Reputation: 31
So I've got some code
tensors = [] //its filled with 3D float tensors
total = sum(tensors)
if I change that last line to
total = tf.add_n(tensors)
then the code produces the same output but runs much more slowly and soon causes an out-of-memory exception. Whats going on here? Can someone explain how pythons built in sum function and tf.add_n interact with an array of tensors respectively and why pythons sum would seemingly just be a better version?
Upvotes: 3
Views: 2288
Reputation: 24581
When you use sum
, you call a standard python algorithm that call __add__
recursively on the elements of the array. Since __add__
(or +
) indeed is overloaded on tensorflow's tensors, it works as expected: it creates a graph that can be executed during a session. It is not optimal, however, because you add as many operation as there are elements in your list; also, you are enforcing the order of the operation (add the first two elements, then the third to the result, and so on), which is also not optimal.
By contrast, add_n
is a specialized operation to do just that. Looking at the graph is really telling I think:
import tensorflow as tf
with tf.variable_scope('sum'):
xs = [tf.zeros(()) for _ in range(10)]
sum(xs)
with tf.variable_scope('add_n'):
xs = [tf.zeros(()) for _ in range(10)]
tf.add_n(xs)
However – contrary to what I thought earlier – add_n
takes up more memory because it waits – and store – for all incoming inputs before storing them.

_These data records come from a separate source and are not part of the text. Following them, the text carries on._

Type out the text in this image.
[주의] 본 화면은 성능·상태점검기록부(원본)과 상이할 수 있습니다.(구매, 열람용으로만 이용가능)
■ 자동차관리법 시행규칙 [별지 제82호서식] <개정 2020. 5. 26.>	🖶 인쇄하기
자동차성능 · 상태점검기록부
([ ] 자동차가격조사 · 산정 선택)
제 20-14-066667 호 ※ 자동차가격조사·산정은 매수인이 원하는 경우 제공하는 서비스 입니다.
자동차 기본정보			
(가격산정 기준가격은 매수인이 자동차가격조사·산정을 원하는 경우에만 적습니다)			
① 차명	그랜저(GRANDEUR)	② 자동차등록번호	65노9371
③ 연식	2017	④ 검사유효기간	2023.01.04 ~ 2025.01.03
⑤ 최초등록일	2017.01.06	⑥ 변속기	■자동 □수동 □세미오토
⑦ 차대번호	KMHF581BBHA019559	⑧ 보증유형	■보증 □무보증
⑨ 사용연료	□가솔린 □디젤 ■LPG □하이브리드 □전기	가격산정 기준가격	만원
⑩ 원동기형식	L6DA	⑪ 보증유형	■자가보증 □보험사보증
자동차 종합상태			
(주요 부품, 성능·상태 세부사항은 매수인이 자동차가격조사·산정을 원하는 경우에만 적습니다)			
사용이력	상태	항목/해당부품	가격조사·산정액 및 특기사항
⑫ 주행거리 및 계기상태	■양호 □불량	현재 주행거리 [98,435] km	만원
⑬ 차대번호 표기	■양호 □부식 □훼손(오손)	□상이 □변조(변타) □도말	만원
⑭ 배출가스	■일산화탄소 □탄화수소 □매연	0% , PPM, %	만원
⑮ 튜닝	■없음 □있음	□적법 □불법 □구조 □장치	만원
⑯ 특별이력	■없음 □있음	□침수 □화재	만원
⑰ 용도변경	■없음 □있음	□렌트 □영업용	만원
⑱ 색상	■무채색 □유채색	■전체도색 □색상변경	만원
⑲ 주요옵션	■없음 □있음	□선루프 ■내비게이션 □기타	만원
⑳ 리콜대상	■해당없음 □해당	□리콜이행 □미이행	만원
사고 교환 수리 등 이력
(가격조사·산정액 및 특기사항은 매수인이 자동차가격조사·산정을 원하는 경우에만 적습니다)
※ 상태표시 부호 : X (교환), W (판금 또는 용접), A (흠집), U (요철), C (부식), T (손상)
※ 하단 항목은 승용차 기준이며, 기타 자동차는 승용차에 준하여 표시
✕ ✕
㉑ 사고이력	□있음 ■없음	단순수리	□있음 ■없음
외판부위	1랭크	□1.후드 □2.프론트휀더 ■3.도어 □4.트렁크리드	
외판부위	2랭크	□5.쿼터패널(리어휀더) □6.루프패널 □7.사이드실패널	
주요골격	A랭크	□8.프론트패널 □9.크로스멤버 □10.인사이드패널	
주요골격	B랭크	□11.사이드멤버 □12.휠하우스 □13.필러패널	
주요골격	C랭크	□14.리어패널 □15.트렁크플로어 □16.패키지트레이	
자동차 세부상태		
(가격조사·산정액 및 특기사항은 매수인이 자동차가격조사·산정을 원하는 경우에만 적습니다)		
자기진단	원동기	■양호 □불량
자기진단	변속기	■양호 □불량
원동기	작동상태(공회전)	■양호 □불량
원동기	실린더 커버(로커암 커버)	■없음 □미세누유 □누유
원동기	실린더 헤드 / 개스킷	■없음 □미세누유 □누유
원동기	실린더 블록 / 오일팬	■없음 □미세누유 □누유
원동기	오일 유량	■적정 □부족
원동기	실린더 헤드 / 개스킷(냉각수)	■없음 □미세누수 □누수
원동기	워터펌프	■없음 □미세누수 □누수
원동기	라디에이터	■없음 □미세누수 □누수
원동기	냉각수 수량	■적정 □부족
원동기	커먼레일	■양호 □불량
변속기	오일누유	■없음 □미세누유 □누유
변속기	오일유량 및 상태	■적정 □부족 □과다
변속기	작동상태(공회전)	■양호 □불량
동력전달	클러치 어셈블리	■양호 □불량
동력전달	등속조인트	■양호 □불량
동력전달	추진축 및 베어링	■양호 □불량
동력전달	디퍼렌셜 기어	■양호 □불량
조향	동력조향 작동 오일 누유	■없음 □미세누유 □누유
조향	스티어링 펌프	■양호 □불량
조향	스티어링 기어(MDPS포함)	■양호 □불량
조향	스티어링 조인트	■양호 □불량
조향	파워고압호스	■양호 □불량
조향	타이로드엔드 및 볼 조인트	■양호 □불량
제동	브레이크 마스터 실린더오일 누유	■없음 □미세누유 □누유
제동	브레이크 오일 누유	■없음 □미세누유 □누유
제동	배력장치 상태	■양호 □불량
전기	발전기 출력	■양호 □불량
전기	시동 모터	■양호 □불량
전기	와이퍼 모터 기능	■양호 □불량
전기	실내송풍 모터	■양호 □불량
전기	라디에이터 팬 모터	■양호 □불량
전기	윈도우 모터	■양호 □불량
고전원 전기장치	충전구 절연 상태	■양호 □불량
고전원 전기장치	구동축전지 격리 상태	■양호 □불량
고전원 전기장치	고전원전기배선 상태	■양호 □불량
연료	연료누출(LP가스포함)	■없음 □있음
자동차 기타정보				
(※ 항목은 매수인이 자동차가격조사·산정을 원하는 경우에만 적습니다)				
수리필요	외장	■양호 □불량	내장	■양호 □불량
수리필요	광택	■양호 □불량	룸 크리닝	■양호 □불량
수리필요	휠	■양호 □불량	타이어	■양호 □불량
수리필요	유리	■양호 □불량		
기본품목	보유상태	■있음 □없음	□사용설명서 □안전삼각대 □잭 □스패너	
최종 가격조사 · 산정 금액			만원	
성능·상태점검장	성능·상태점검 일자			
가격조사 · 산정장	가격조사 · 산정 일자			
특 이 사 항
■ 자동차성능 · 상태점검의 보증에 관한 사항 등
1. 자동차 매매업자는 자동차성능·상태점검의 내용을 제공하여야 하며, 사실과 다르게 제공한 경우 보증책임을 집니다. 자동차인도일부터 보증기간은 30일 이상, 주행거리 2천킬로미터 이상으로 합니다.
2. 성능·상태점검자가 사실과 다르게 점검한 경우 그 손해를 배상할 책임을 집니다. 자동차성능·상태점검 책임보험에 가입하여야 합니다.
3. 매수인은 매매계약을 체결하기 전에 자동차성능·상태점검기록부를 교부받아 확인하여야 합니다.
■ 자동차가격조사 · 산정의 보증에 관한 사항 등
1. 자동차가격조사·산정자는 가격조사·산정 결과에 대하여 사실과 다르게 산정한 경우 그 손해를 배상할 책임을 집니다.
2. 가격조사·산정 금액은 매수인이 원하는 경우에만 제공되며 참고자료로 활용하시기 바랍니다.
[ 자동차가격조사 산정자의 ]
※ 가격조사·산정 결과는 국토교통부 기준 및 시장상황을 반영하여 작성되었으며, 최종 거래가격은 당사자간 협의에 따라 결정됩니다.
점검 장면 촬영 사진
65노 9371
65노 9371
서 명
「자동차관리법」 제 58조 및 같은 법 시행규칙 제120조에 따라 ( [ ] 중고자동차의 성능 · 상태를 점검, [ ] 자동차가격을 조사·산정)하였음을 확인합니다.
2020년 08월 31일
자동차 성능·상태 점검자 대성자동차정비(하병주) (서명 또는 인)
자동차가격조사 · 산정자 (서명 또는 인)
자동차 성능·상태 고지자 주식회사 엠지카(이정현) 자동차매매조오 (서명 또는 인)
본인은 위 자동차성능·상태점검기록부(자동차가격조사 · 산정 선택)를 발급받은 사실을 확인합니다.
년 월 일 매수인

If the number of inputs is large, then the difference can be substantial.
The behavior I was expecting from add_n
, that is, summation of inputs as they are available, is actually achieved by tf.accumulate_n
. This should be the superior alternative, as it takes less memory than add_n
but does not enforce the order of summation like sum
.
Why did the authors of tensorflow-wavenet used sum
instead of tf.accumulate_n
? Certainly because before this function is not differentiable on TF < 1.7. So if you have to support TF < 1.7 and be memory efficient, good old sum
is actually quite a good option.
Upvotes: 6
Reputation: 21
The sum() built-in only takes iterables and therefor would seem to gain the advantage of using generators in regards to memory profile.
the add_n() function for tensor takes a list of tensors and seem to retain that data structure throughout handling based on it's requirement for shape comparison.
In [29]: y = [1,2,3,4,5,6,7,8,9,10]
In [30]: y.__sizeof__()
Out[30]: 120
In [31]: x = iter(y)
In [32]: x.__sizeof__()
Out[32]: 32
Upvotes: 1